In case you didn't know, construction is big business in Florida. Big, big business. Florida's big challenge, besides its dingbat governor and legislative troglodytes, is people trying to find affordable home insurance. They could be cast into the homeless by the next climate-change-caused hurricane which can't possibly exist due the state's GOP-heavy legislature banning teaching anything like it in school. I grew up by the beach and we had sand dunes then, created by the Lord Almighty to blunt the impact of big storms' tendency to wash tons of sand back into the ocean.

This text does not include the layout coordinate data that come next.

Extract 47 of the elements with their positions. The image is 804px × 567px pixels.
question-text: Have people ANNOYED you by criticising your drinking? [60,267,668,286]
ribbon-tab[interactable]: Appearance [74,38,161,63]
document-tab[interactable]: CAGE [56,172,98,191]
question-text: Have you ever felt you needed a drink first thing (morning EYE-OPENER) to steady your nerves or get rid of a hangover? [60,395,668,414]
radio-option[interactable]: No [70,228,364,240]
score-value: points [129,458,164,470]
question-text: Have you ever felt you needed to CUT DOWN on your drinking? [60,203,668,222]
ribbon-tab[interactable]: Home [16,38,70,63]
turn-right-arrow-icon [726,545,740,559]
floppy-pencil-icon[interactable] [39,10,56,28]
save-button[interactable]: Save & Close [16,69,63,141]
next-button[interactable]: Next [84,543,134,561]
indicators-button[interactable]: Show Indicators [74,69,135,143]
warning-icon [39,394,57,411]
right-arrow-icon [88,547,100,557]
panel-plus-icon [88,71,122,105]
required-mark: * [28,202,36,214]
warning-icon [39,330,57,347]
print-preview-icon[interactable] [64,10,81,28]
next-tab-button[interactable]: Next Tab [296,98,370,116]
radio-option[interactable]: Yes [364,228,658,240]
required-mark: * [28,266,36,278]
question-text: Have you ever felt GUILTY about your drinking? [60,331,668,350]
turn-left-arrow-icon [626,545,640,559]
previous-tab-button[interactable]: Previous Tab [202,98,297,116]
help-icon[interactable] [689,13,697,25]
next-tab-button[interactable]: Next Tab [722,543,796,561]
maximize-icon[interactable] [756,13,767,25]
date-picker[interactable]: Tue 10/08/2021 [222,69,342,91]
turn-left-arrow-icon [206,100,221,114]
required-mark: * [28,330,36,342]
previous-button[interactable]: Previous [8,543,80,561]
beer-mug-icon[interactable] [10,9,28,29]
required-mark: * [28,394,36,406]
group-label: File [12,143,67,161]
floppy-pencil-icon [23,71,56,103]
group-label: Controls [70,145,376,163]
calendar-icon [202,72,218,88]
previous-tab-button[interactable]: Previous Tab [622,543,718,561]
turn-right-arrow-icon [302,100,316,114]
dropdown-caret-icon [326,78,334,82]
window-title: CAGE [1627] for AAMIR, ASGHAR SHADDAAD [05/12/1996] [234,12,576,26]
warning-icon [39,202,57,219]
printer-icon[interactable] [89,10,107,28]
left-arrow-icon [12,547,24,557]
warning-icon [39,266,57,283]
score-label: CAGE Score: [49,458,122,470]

The so-called peninsula I lived on is a barrier island. It is supposed to serve as barrier to tropic thunder. It did for many millennia before promoters decided they could make beaucoup bucks by selling plots of sand to Howard Johnson's and Steak-n-Shake and Americans bent on living the dream. I lived that dream and it does seem dream-like to me now, a retired bureaucrat in Wyoming.
It was a beautiful place to grow up. We surfed by day and waited on tourists at night. Me and my eight brothers and sisters grew up freckled and barefoot, one of the wandering tribes of Daytona. We had a home to go to but, as time passed and my parents got older and more frazzled, we were turned loose to have fun but not get into trouble. We mostly succeeded.
If I sound sarcastic in my Florida appreciation, I sound like this all of the time. Chris has a whole different set of beachside stories. Most involve teens getting fake IDs at 16 and going into tourist bars. They had fun but didn't get into too much trouble, or so she says.
2 comments:
Hi Mike,
It's Leif Swanson! Good to read your blog! I enjoyed your Florida stories! Are you in Florida now? By the way, I want to reach out to you and tell you that slam poet Taylor Mali will be at LCCC April 16 at 6 p.m. in the big room on the first floor of Pathfinder. If I am not mistaken, I think you mentioned his name to me years ago when you were involved with the slam poetry activities at the Atlas Theater? Good memories.
Anyway, it would be fun to see you and Chris and Annie there and to catch up sometime over coffee or lunch. My email is lswanson@lccc.wy.edu
Best,
Leif
Great to hear from you. Sorry I can't be there for Taylor Mall. He's great. I'll be back in Cheyenne in May. I'll contact you then.